In order to test acute toxicity to algae (Desmodesmus subspicatus) of the active ingredient of the substance was exposed to the test solution of eight nominal concentrations of the test item ( 0.032, 0.1, 0.32, 1.0, 3.2, 10, 32 and 100 mg/L) and blank control solution for a period of 72 hours under static conditions. The cell densities were measured at 24 hours intervals. Inhibition of the algal population was measured as reduction in growth rate (indexr), relative to control cultures grown under identical conditions. The measured concentartions confirmed that deviation from the nominal concentrations was less than 30 % ( Effective concentrations ranged from 98.1 % to 117.0 % of nominal values at 0 hours, and from 64.5 % to 90.3 % of nominal values at 72 hours). The growth rate was determined at an ErC50 of 43 mg/L and an ErC10 of 2.4 mg/L. A NOEC of >= 2.4 mg/L was calculated.

This toxicity study is classified as acceptable and satisfies the guideline requirements for the acute algae study.
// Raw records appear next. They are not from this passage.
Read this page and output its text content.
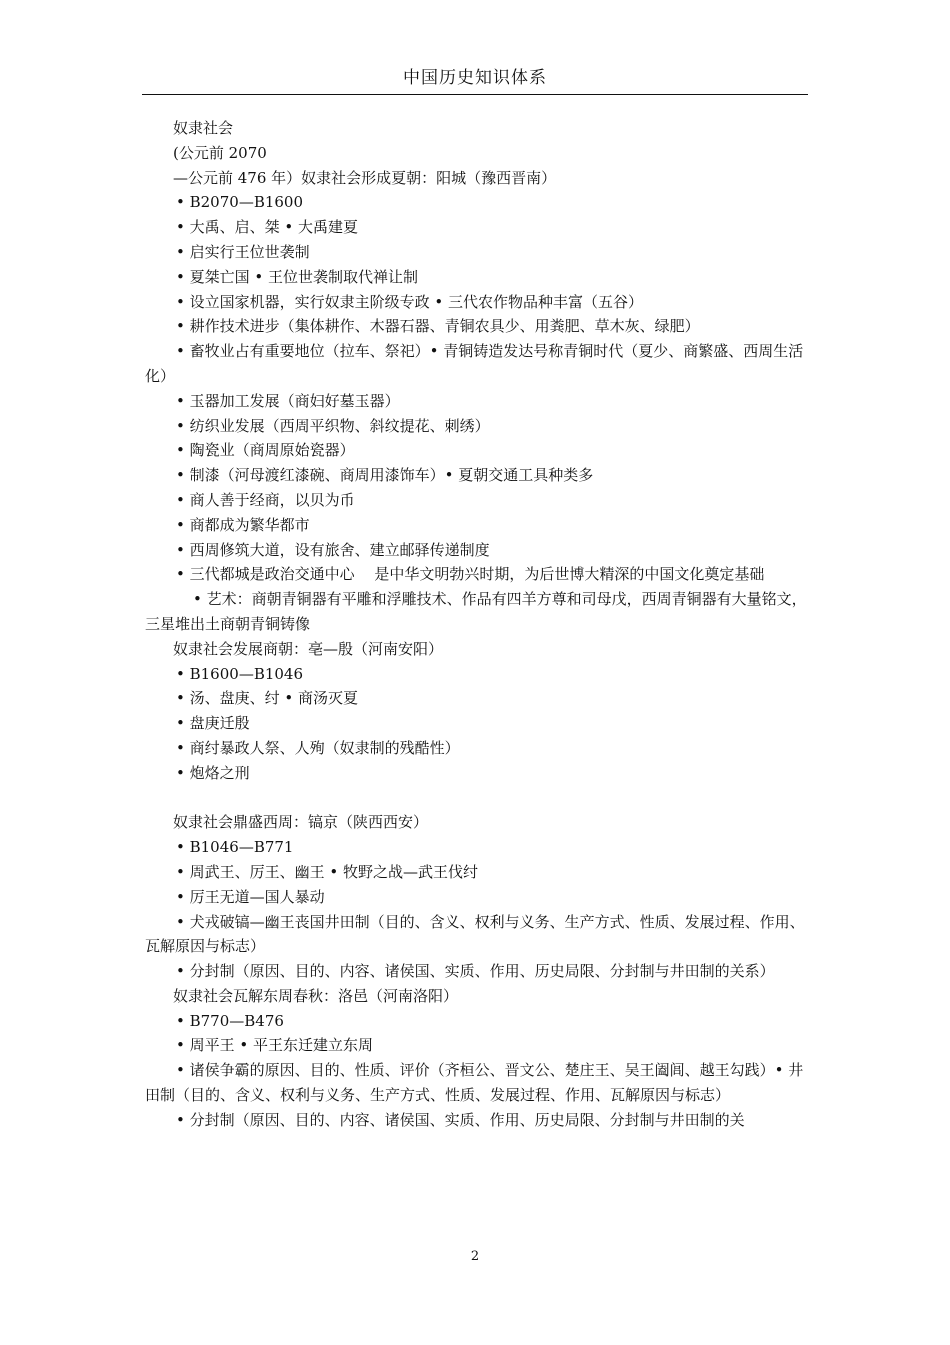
中国历史知识体系

奴隶社会

(公元前 2070

—公元前 476 年）奴隶社会形成夏朝：阳城（豫西晋南）

• B2070—B1600

• 大禹、启、桀 • 大禹建夏

• 启实行王位世袭制

• 夏桀亡国 • 王位世袭制取代禅让制

• 设立国家机器，实行奴隶主阶级专政 • 三代农作物品种丰富（五谷）

• 耕作技术进步（集体耕作、木器石器、青铜农具少、用粪肥、草木灰、绿肥）

• 畜牧业占有重要地位（拉车、祭祀）• 青铜铸造发达号称青铜时代（夏少、商繁盛、西周生活化）

• 玉器加工发展（商妇好墓玉器）

• 纺织业发展（西周平织物、斜纹提花、刺绣）

• 陶瓷业（商周原始瓷器）

• 制漆（河母渡红漆碗、商周用漆饰车）• 夏朝交通工具种类多

• 商人善于经商，以贝为币

• 商都成为繁华都市

• 西周修筑大道，设有旅舍、建立邮驿传递制度

• 三代都城是政治交通中心　 是中华文明勃兴时期，为后世博大精深的中国文化奠定基础

• 艺术：商朝青铜器有平雕和浮雕技术、作品有四羊方尊和司母戊，西周青铜器有大量铭文，三星堆出土商朝青铜铸像

奴隶社会发展商朝：亳—殷（河南安阳）

• B1600—B1046

• 汤、盘庚、纣 • 商汤灭夏

• 盘庚迁殷

• 商纣暴政人祭、人殉（奴隶制的残酷性）

• 炮烙之刑

奴隶社会鼎盛西周：镐京（陕西西安）

• B1046—B771

• 周武王、厉王、幽王 • 牧野之战—武王伐纣

• 厉王无道—国人暴动

• 犬戎破镐—幽王丧国井田制（目的、含义、权利与义务、生产方式、性质、发展过程、作用、瓦解原因与标志）

• 分封制（原因、目的、内容、诸侯国、实质、作用、历史局限、分封制与井田制的关系）

奴隶社会瓦解东周春秋：洛邑（河南洛阳）

• B770—B476

• 周平王 • 平王东迁建立东周

• 诸侯争霸的原因、目的、性质、评价（齐桓公、晋文公、楚庄王、吴王阖闾、越王勾践）• 井田制（目的、含义、权利与义务、生产方式、性质、发展过程、作用、瓦解原因与标志）

• 分封制（原因、目的、内容、诸侯国、实质、作用、历史局限、分封制与井田制的关

2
Description of key information

The toxicity to algae (Desmodesmus subspicatus) of the active ingredient of the substance was determined on the growth rate and showed an ErC50 of 43 mg/L and an ErC10 of 2.4 mg/L after 72 hours. A NOEC of 2.4 mg/L was calculated.

Key value for chemical safety assessment

EC50 for freshwater algae:
43 mg/L
EC10 or NOEC for freshwater algae:
2.4 mg/L

Additional information

In accordance with REACH Regulation, Art. 3, and ECHA "Guidance for identification and naming of substances under REACH and CLP" v1.2, March 2012, substances have to be separated from solvents if this is not affecting the stability of the substance or changing its composition.

In this case, separation of water would only be possible by thermical damaging of the substance. Furthermore, it was not possible to spray dry the pigment solution as it stuck to and partly melted on the conus dryer.